As February is Black History Month, it is important to remember the influential women who have inspired as well as created a space for Black women to exist and be recognized.


As a queer, Black, female artist, Mickalene Thomas gravitated towards collage for her artist expression, which allowed her the freedom of expressing sexuality, gender, and race. Thomas’s art focuses on paintings, time-based media, and silkscreen works, all featuring Black women. Femmes Noires provides a meditation on the politics of resistance while seamlessly merging her biography with the broader contemporary concerns around the cultural representation of Black women. In this way, her aim is to “present the beauty of the Black body” through cultural references to Black women both current and from the 1970’s and '80’s that she would have recognized growing up. Mickalene Thomas puts Black women at the centre of her artistic focus, saying “to do the work that I do, I am asking of and looking to my sisters of the world.” Through her art, Thomas attends to the notion that the strong Black woman is in itself a burden that demands an unmovable stoicism from those very Black women who aim to elevate their cultural status.

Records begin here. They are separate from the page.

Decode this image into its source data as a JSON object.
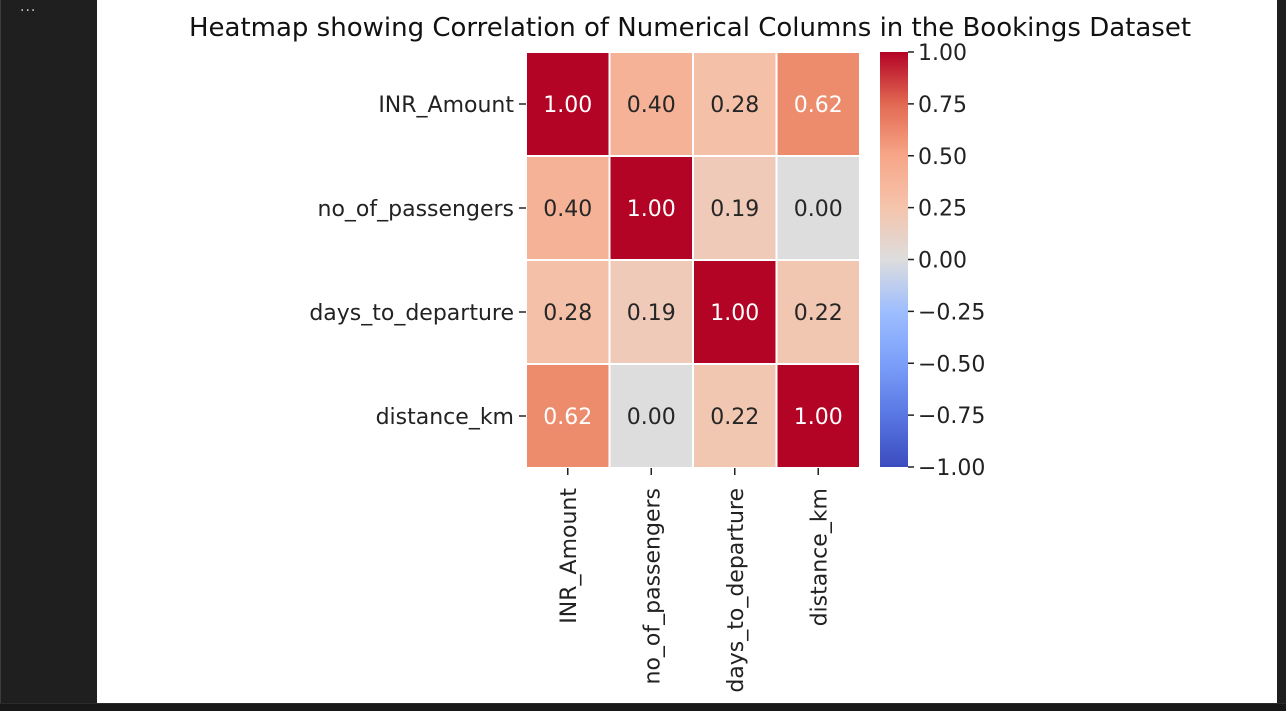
{
  "toolbar": {
    "more_icon": "ellipsis-icon",
    "more_label": "..."
  },
  "chart_data": {
    "type": "heatmap",
    "title": "Heatmap showing Correlation of Numerical Columns in the Bookings Dataset",
    "rows": [
      "INR_Amount",
      "no_of_passengers",
      "days_to_departure",
      "distance_km"
    ],
    "columns": [
      "INR_Amount",
      "no_of_passengers",
      "days_to_departure",
      "distance_km"
    ],
    "values": [
      [
        1.0,
        0.4,
        0.28,
        0.62
      ],
      [
        0.4,
        1.0,
        0.19,
        0.0
      ],
      [
        0.28,
        0.19,
        1.0,
        0.22
      ],
      [
        0.62,
        0.0,
        0.22,
        1.0
      ]
    ],
    "annotations_format": "0.00",
    "colormap": "coolwarm",
    "colormap_stops": [
      "#3b4cc0",
      "#dddddd",
      "#b40426"
    ],
    "vmin": -1,
    "vmax": 1,
    "colorbar_ticks": [
      "1.00",
      "0.75",
      "0.50",
      "0.25",
      "0.00",
      "−0.25",
      "−0.50",
      "−0.75",
      "−1.00"
    ]
  }
}
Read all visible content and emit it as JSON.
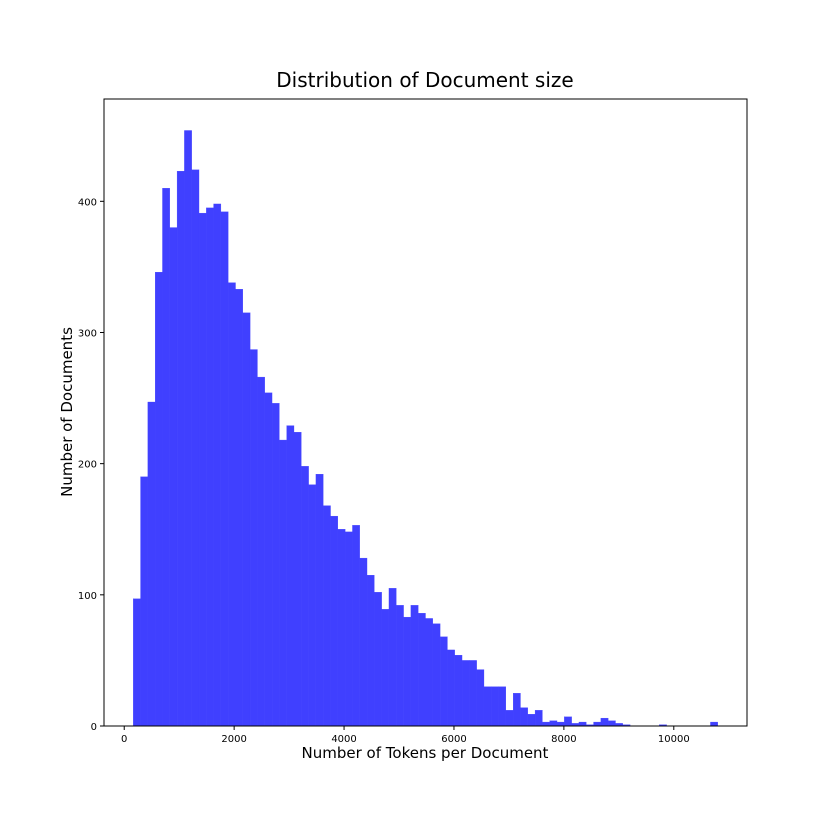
{
  "chart_data": {
    "type": "histogram",
    "title": "Distribution of Document size",
    "x_label": "Number of Tokens per Document",
    "y_label": "Number of Documents",
    "color": "#4040ff",
    "bins": [
      164,
      297,
      430,
      563,
      696,
      829,
      962,
      1095,
      1228,
      1361,
      1494,
      1626,
      1759,
      1892,
      2025,
      2158,
      2291,
      2424,
      2557,
      2690,
      2823,
      2956,
      3089,
      3222,
      3355,
      3488,
      3621,
      3754,
      3887,
      4020,
      4153,
      4285,
      4418,
      4551,
      4684,
      4817,
      4950,
      5083,
      5216,
      5349,
      5482,
      5615,
      5748,
      5881,
      6014,
      6147,
      6280,
      6413,
      6546,
      6679,
      6812,
      6944,
      7077,
      7210,
      7343,
      7476,
      7609,
      7742,
      7875,
      8008,
      8141,
      8274,
      8407,
      8540,
      8673,
      8806,
      8939,
      9072,
      9205,
      9338,
      9471,
      9603,
      9736,
      9869,
      10002,
      10135,
      10268,
      10401,
      10534,
      10667,
      10800
    ],
    "values": [
      97,
      190,
      247,
      346,
      410,
      380,
      423,
      454,
      424,
      391,
      395,
      398,
      392,
      338,
      333,
      315,
      287,
      266,
      254,
      246,
      218,
      229,
      224,
      198,
      184,
      192,
      168,
      160,
      150,
      148,
      153,
      128,
      115,
      102,
      89,
      105,
      92,
      83,
      92,
      86,
      82,
      78,
      68,
      58,
      54,
      50,
      50,
      43,
      30,
      30,
      30,
      12,
      25,
      14,
      9,
      12,
      3,
      4,
      3,
      7,
      2,
      3,
      1,
      3,
      6,
      4,
      2,
      1,
      0,
      0,
      0,
      0,
      1,
      0,
      0,
      0,
      0,
      0,
      0,
      3
    ],
    "xlim": [
      -368,
      11332
    ],
    "ylim": [
      0,
      478
    ],
    "xticks": [
      0,
      2000,
      4000,
      6000,
      8000,
      10000
    ],
    "yticks": [
      0,
      100,
      200,
      300,
      400
    ]
  }
}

In her portraits, Thomas works to evoke both a sense of self-assurance and vulnerability to properly represent the fragmentation of shifting identities within current cultural appropriation.

 


Rebecca Fisseha explores what it means to be a Black woman within an Ethiopian context. Her novel, Daughters of Silence, follows the story of Dessie, a young Ethiopian woman who is forced to return to Ethiopia after a volcano’s eruption forces the plane she works on to land there. Dessie must stay with her maternal grandfather, Bape, while he and his family mourn the death of Dessie’s mother, Ema. As Dessie reacquaints herself with her grandfather's house, familiar yet strangely alien to her diasporic sensibilities, she pieces together the family secrets: the trauma of dictatorship and civil war, the shame of unwed motherhood, and the abuse met with silence that gives shape to the mystery of her mother's life.

Thomas’s and Fisseha’s works explore what it means to be a Black woman within the constraints of today’s society. While Mickalene Thomas uses '70’s and '80’s art to create her interpretation of what it means to be a Black woman and the artistic space available for Black women to express themselves, Fisseha’s novel works to uncover the secrets and the cultural expectations which weigh down the character of Dessie. The different pressures which create the atmosphere under which both of these artists work in allows for the depictions of strong, confident, and powerful Black women found in the fiction of Fisseha and the artistic creations of Thomas.